BioMarin is the world leader in delivering therapeutics that provide meaningful advances to patients who live with serious and life-threatening rare genetic diseases. We target diseases that lack effective therapies and affect relatively small numbers of patients, many of whom are children. These conditions are often inherited, difficult to diagnose, progressively debilitating and have few, if any, treatment options. BioMarin will continue to focus on advancing therapies that are the first or best of their kind.
BioMarin’s Research & Development group is responsible for everything from research and discovery to post-market clinical development. Research & Development involves all bench and clinical research and the associated groups that support those endeavors. Our teams work on developing first-in-class and best-in-class therapeutics that provide meaningful advances to patients who live with rare diseases. Come join our team and make a meaningful impact on patients’ lives.
Support the Global Regulatory Policy Team in the following regulatory policy activities:
* Review and inform on recently published global regulatory legislation and policies impacting development of treatments for rare diseases.
* Provide project management support to the policy team in generation of comments on draft guidances;
* Track Team memberships and involvement in policy trade associations and organizations
* Actively monitor and track policy meetings, track policy team activities and reports, track relevant policies and regulations.
* Lead certain policy cross-functional meetings including minutes and action items
* Provide strategic logistical support for managing policy calendars and deliverables.
* Develop and manage internal policy publications.

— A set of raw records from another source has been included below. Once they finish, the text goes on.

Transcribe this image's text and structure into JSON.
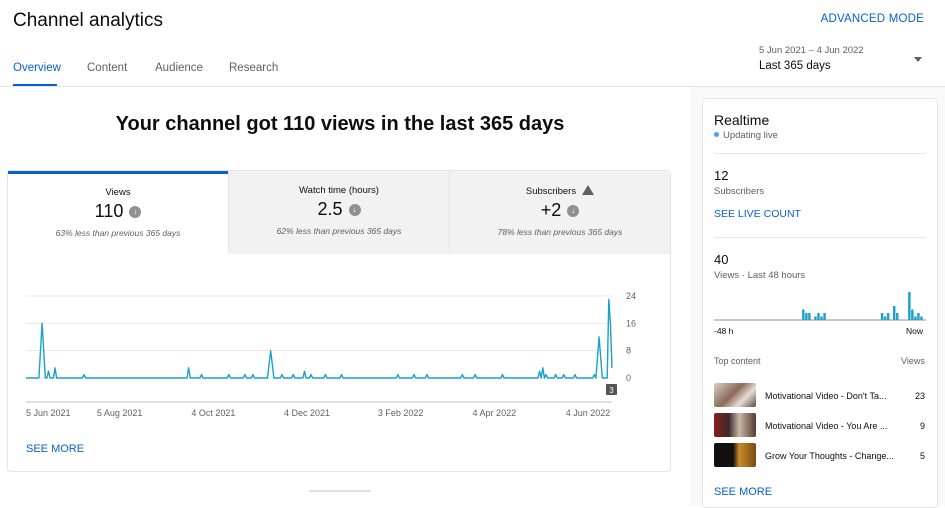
{
  "header": {
    "title": "Channel analytics",
    "advanced_mode": "ADVANCED MODE",
    "tabs": [
      {
        "label": "Overview",
        "active": true
      },
      {
        "label": "Content",
        "active": false
      },
      {
        "label": "Audience",
        "active": false
      },
      {
        "label": "Research",
        "active": false
      }
    ],
    "date_range": {
      "dates": "5 Jun 2021 – 4 Jun 2022",
      "label": "Last 365 days"
    }
  },
  "main": {
    "headline": "Your channel got 110 views in the last 365 days",
    "metrics": [
      {
        "label": "Views",
        "value": "110",
        "trend": "down",
        "sub": "63% less than previous 365 days"
      },
      {
        "label": "Watch time (hours)",
        "value": "2.5",
        "trend": "down",
        "sub": "62% less than previous 365 days"
      },
      {
        "label": "Subscribers",
        "value": "+2",
        "trend": "down",
        "sub": "78% less than previous 365 days",
        "warning": true
      }
    ],
    "see_more": "SEE MORE"
  },
  "chart_data": {
    "type": "line",
    "x_tick_labels": [
      "5 Jun 2021",
      "5 Aug 2021",
      "4 Oct 2021",
      "4 Dec 2021",
      "3 Feb 2022",
      "4 Apr 2022",
      "4 Jun 2022"
    ],
    "y_ticks": [
      0,
      8,
      16,
      24
    ],
    "ylim": [
      0,
      24
    ],
    "x_day_range": [
      0,
      364
    ],
    "end_marker": "3",
    "grid": true,
    "series": [
      {
        "color": "#1aa1c9",
        "points": [
          [
            0,
            0
          ],
          [
            8,
            0
          ],
          [
            9,
            8
          ],
          [
            10,
            16
          ],
          [
            11,
            8
          ],
          [
            12,
            0
          ],
          [
            13,
            0
          ],
          [
            14,
            2
          ],
          [
            15,
            0
          ],
          [
            16,
            0
          ],
          [
            17,
            0
          ],
          [
            18,
            3
          ],
          [
            19,
            0
          ],
          [
            20,
            0
          ],
          [
            21,
            0
          ],
          [
            22,
            0
          ],
          [
            35,
            0
          ],
          [
            36,
            1
          ],
          [
            37,
            0
          ],
          [
            50,
            0
          ],
          [
            51,
            0
          ],
          [
            52,
            0
          ],
          [
            100,
            0
          ],
          [
            101,
            3
          ],
          [
            102,
            0
          ],
          [
            108,
            0
          ],
          [
            109,
            1
          ],
          [
            110,
            0
          ],
          [
            125,
            0
          ],
          [
            126,
            1
          ],
          [
            127,
            0
          ],
          [
            135,
            0
          ],
          [
            136,
            1
          ],
          [
            137,
            0
          ],
          [
            140,
            0
          ],
          [
            141,
            1
          ],
          [
            142,
            0
          ],
          [
            150,
            0
          ],
          [
            151,
            4
          ],
          [
            152,
            8
          ],
          [
            153,
            4
          ],
          [
            154,
            0
          ],
          [
            158,
            0
          ],
          [
            159,
            1
          ],
          [
            160,
            0
          ],
          [
            165,
            0
          ],
          [
            166,
            1
          ],
          [
            167,
            0
          ],
          [
            172,
            0
          ],
          [
            173,
            2
          ],
          [
            174,
            0
          ],
          [
            176,
            0
          ],
          [
            177,
            1
          ],
          [
            178,
            0
          ],
          [
            185,
            0
          ],
          [
            186,
            1
          ],
          [
            187,
            0
          ],
          [
            195,
            0
          ],
          [
            196,
            1
          ],
          [
            197,
            0
          ],
          [
            230,
            0
          ],
          [
            231,
            1
          ],
          [
            232,
            0
          ],
          [
            240,
            0
          ],
          [
            241,
            1
          ],
          [
            242,
            0
          ],
          [
            248,
            0
          ],
          [
            249,
            1
          ],
          [
            250,
            0
          ],
          [
            270,
            0
          ],
          [
            271,
            1
          ],
          [
            272,
            0
          ],
          [
            278,
            0
          ],
          [
            279,
            1
          ],
          [
            280,
            0
          ],
          [
            295,
            0
          ],
          [
            296,
            1
          ],
          [
            297,
            0
          ],
          [
            318,
            0
          ],
          [
            319,
            2
          ],
          [
            320,
            0
          ],
          [
            321,
            3
          ],
          [
            322,
            0
          ],
          [
            323,
            1
          ],
          [
            324,
            0
          ],
          [
            328,
            0
          ],
          [
            329,
            1
          ],
          [
            330,
            0
          ],
          [
            333,
            0
          ],
          [
            334,
            1
          ],
          [
            335,
            0
          ],
          [
            340,
            0
          ],
          [
            341,
            1
          ],
          [
            342,
            0
          ],
          [
            352,
            0
          ],
          [
            353,
            1
          ],
          [
            354,
            0
          ],
          [
            355,
            6
          ],
          [
            356,
            12
          ],
          [
            357,
            6
          ],
          [
            358,
            0
          ],
          [
            359,
            0
          ],
          [
            361,
            0
          ],
          [
            362,
            23
          ],
          [
            363,
            16
          ],
          [
            364,
            3
          ]
        ]
      }
    ]
  },
  "realtime": {
    "title": "Realtime",
    "status": "Updating live",
    "subscribers_count": "12",
    "subscribers_label": "Subscribers",
    "see_live_count": "SEE LIVE COUNT",
    "views_count": "40",
    "views_label": "Views · Last 48 hours",
    "bars_axis_start": "-48 h",
    "bars_axis_end": "Now",
    "bars_48h": [
      0,
      0,
      0,
      0,
      0,
      0,
      0,
      0,
      0,
      0,
      0,
      0,
      0,
      0,
      0,
      0,
      0,
      0,
      0,
      0,
      0,
      0,
      0,
      0,
      0,
      0,
      0,
      0,
      0,
      3,
      2,
      2,
      0,
      1,
      2,
      1,
      2,
      0,
      0,
      0,
      0,
      0,
      0,
      0,
      0,
      0,
      0,
      0,
      0,
      0,
      0,
      0,
      0,
      0,
      0,
      2,
      1,
      2,
      0,
      4,
      2,
      0,
      0,
      0,
      8,
      3,
      1,
      2,
      1,
      0
    ],
    "top_content_label": "Top content",
    "views_col_label": "Views",
    "top_content": [
      {
        "title": "Motivational Video - Don't Ta...",
        "views": "23"
      },
      {
        "title": "Motivational Video - You Are ...",
        "views": "9"
      },
      {
        "title": "Grow Your Thoughts - Change...",
        "views": "5"
      }
    ],
    "see_more": "SEE MORE"
  },
  "colors": {
    "accent": "#065fd4",
    "chart_line": "#1aa1c9",
    "live_dot": "#3ea6ff"
  }
}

* Develop and manage dashboards for policy team initiatives
* Develop, track and manage regulatory conferences and inform internal stakeholders of such conferences.
* Manage global policy deliverables, workload tracking, policy tracker, and SharePoint archival system.

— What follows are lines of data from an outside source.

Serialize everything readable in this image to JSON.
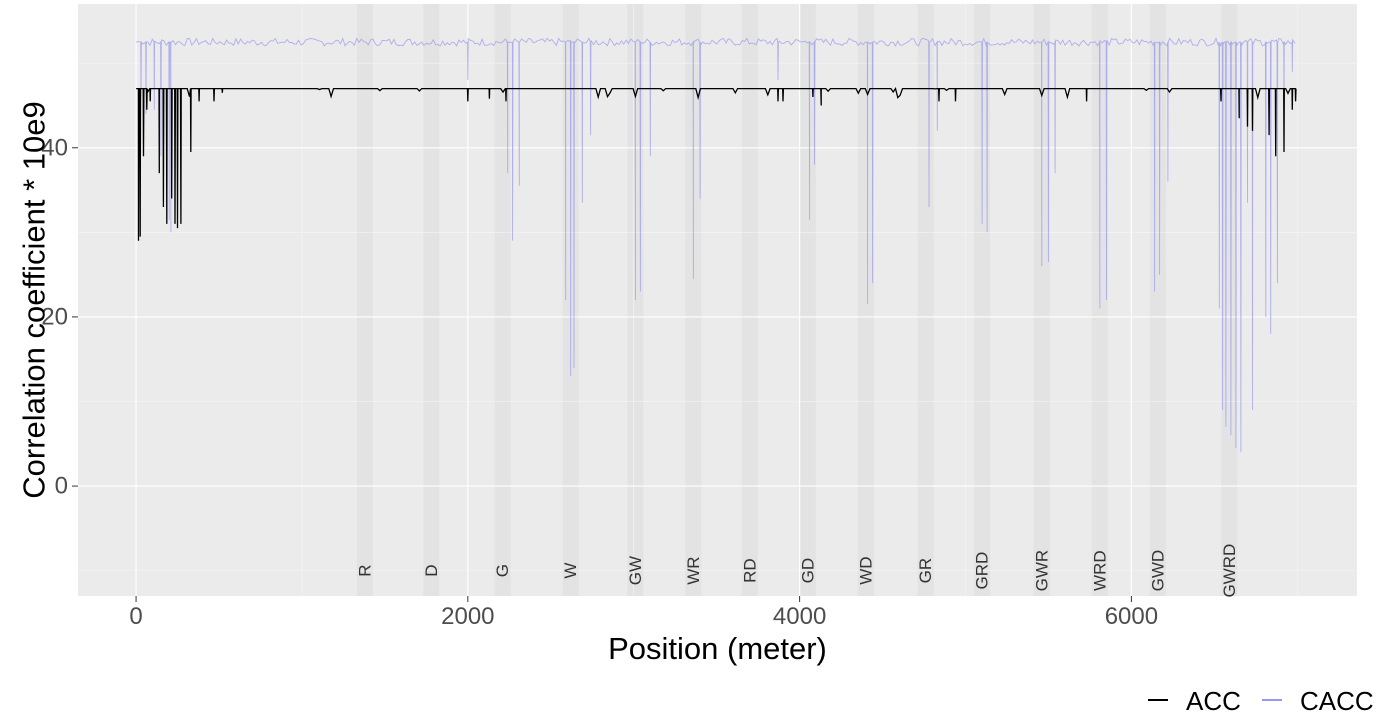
{
  "chart_data": {
    "type": "line",
    "title": "",
    "xlabel": "Position (meter)",
    "ylabel": "Correlation coefficient * 10e9",
    "xlim": [
      -350,
      7360
    ],
    "ylim": [
      -13,
      57
    ],
    "x_ticks": [
      0,
      2000,
      4000,
      6000
    ],
    "x_tick_labels": [
      "0",
      "2000",
      "4000",
      "6000"
    ],
    "y_ticks": [
      0,
      20,
      40
    ],
    "y_tick_labels": [
      "0",
      "20",
      "40"
    ],
    "grid": true,
    "background": "#EBEBEB",
    "legend": {
      "position": "bottom-right",
      "entries": [
        {
          "label": "ACC",
          "color": "#000000"
        },
        {
          "label": "CACC",
          "color": "#9999EE"
        }
      ]
    },
    "regions": [
      {
        "label": "R",
        "x": 1380
      },
      {
        "label": "D",
        "x": 1780
      },
      {
        "label": "G",
        "x": 2210
      },
      {
        "label": "W",
        "x": 2620
      },
      {
        "label": "GW",
        "x": 3010
      },
      {
        "label": "WR",
        "x": 3360
      },
      {
        "label": "RD",
        "x": 3700
      },
      {
        "label": "GD",
        "x": 4050
      },
      {
        "label": "WD",
        "x": 4400
      },
      {
        "label": "GR",
        "x": 4760
      },
      {
        "label": "GRD",
        "x": 5100
      },
      {
        "label": "GWR",
        "x": 5460
      },
      {
        "label": "WRD",
        "x": 5810
      },
      {
        "label": "GWD",
        "x": 6160
      },
      {
        "label": "GWRD",
        "x": 6590
      }
    ],
    "region_label_y": -10,
    "series": [
      {
        "name": "ACC",
        "color": "#000000",
        "baseline": 47,
        "x_start": 0,
        "x_end": 6990,
        "dips": [
          {
            "x": 15,
            "y": 29
          },
          {
            "x": 25,
            "y": 29.5
          },
          {
            "x": 45,
            "y": 39
          },
          {
            "x": 65,
            "y": 44.5
          },
          {
            "x": 85,
            "y": 45.5
          },
          {
            "x": 140,
            "y": 37
          },
          {
            "x": 165,
            "y": 33
          },
          {
            "x": 185,
            "y": 31
          },
          {
            "x": 215,
            "y": 34
          },
          {
            "x": 235,
            "y": 31
          },
          {
            "x": 250,
            "y": 30.5
          },
          {
            "x": 270,
            "y": 31
          },
          {
            "x": 330,
            "y": 39.5
          },
          {
            "x": 380,
            "y": 45.5
          },
          {
            "x": 470,
            "y": 45.5
          },
          {
            "x": 520,
            "y": 46.5
          },
          {
            "x": 2000,
            "y": 45.5
          },
          {
            "x": 2130,
            "y": 45.8
          },
          {
            "x": 2230,
            "y": 45.5
          },
          {
            "x": 3870,
            "y": 45.5
          },
          {
            "x": 3900,
            "y": 45.5
          },
          {
            "x": 4080,
            "y": 46
          },
          {
            "x": 4130,
            "y": 45
          },
          {
            "x": 4840,
            "y": 45.5
          },
          {
            "x": 4940,
            "y": 45.5
          },
          {
            "x": 5730,
            "y": 45.5
          },
          {
            "x": 6540,
            "y": 45.5
          },
          {
            "x": 6650,
            "y": 43.5
          },
          {
            "x": 6700,
            "y": 42.5
          },
          {
            "x": 6730,
            "y": 42
          },
          {
            "x": 6830,
            "y": 41.5
          },
          {
            "x": 6870,
            "y": 39
          },
          {
            "x": 6920,
            "y": 39.5
          },
          {
            "x": 6970,
            "y": 44.5
          },
          {
            "x": 6990,
            "y": 45.5
          }
        ]
      },
      {
        "name": "CACC",
        "color": "#9999EE",
        "baseline": 52.5,
        "x_start": 0,
        "x_end": 6990,
        "dips": [
          {
            "x": 30,
            "y": 46
          },
          {
            "x": 60,
            "y": 44
          },
          {
            "x": 110,
            "y": 44.5
          },
          {
            "x": 150,
            "y": 39
          },
          {
            "x": 200,
            "y": 31.5
          },
          {
            "x": 210,
            "y": 30
          },
          {
            "x": 2000,
            "y": 48
          },
          {
            "x": 2240,
            "y": 37
          },
          {
            "x": 2270,
            "y": 29
          },
          {
            "x": 2310,
            "y": 35.5
          },
          {
            "x": 2590,
            "y": 22
          },
          {
            "x": 2620,
            "y": 13
          },
          {
            "x": 2640,
            "y": 14
          },
          {
            "x": 2690,
            "y": 33.5
          },
          {
            "x": 2740,
            "y": 41.5
          },
          {
            "x": 3010,
            "y": 22
          },
          {
            "x": 3040,
            "y": 23
          },
          {
            "x": 3100,
            "y": 39
          },
          {
            "x": 3360,
            "y": 24.5
          },
          {
            "x": 3400,
            "y": 34
          },
          {
            "x": 3870,
            "y": 48
          },
          {
            "x": 4060,
            "y": 31.5
          },
          {
            "x": 4090,
            "y": 38
          },
          {
            "x": 4410,
            "y": 21.5
          },
          {
            "x": 4440,
            "y": 24
          },
          {
            "x": 4780,
            "y": 33
          },
          {
            "x": 4830,
            "y": 42
          },
          {
            "x": 5100,
            "y": 31
          },
          {
            "x": 5130,
            "y": 30
          },
          {
            "x": 5460,
            "y": 26
          },
          {
            "x": 5500,
            "y": 26.5
          },
          {
            "x": 5540,
            "y": 37
          },
          {
            "x": 5810,
            "y": 21
          },
          {
            "x": 5850,
            "y": 22
          },
          {
            "x": 6140,
            "y": 23
          },
          {
            "x": 6170,
            "y": 25
          },
          {
            "x": 6220,
            "y": 36
          },
          {
            "x": 6530,
            "y": 21
          },
          {
            "x": 6550,
            "y": 9
          },
          {
            "x": 6570,
            "y": 7
          },
          {
            "x": 6600,
            "y": 6
          },
          {
            "x": 6630,
            "y": 4.5
          },
          {
            "x": 6660,
            "y": 4
          },
          {
            "x": 6700,
            "y": 33.5
          },
          {
            "x": 6730,
            "y": 9
          },
          {
            "x": 6810,
            "y": 20
          },
          {
            "x": 6840,
            "y": 18
          },
          {
            "x": 6880,
            "y": 24
          },
          {
            "x": 6920,
            "y": 44
          },
          {
            "x": 6970,
            "y": 49
          }
        ]
      }
    ]
  }
}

* Experience in a regulated biotechnology or pharmaceutical environment; 1 year in Regulatory Affairs and/or policy
* Strong verbal and written communication skills
* Strong project management skills
* Proficient with computer and standard software programs
* Organizational skills
* Communication skills, excellent verbal, written and presentation skills
* Very strong attention-to-detail
5 + Years of Experience
Bachelors or Masters Degree in biology or other life sciences discipline
We are an equal opportunity employer and all qualified applicants will receive consideration for employment without regard to race, color, religion, sex, national origin, disability status, protected veteran status, or any other characteristic protected by law.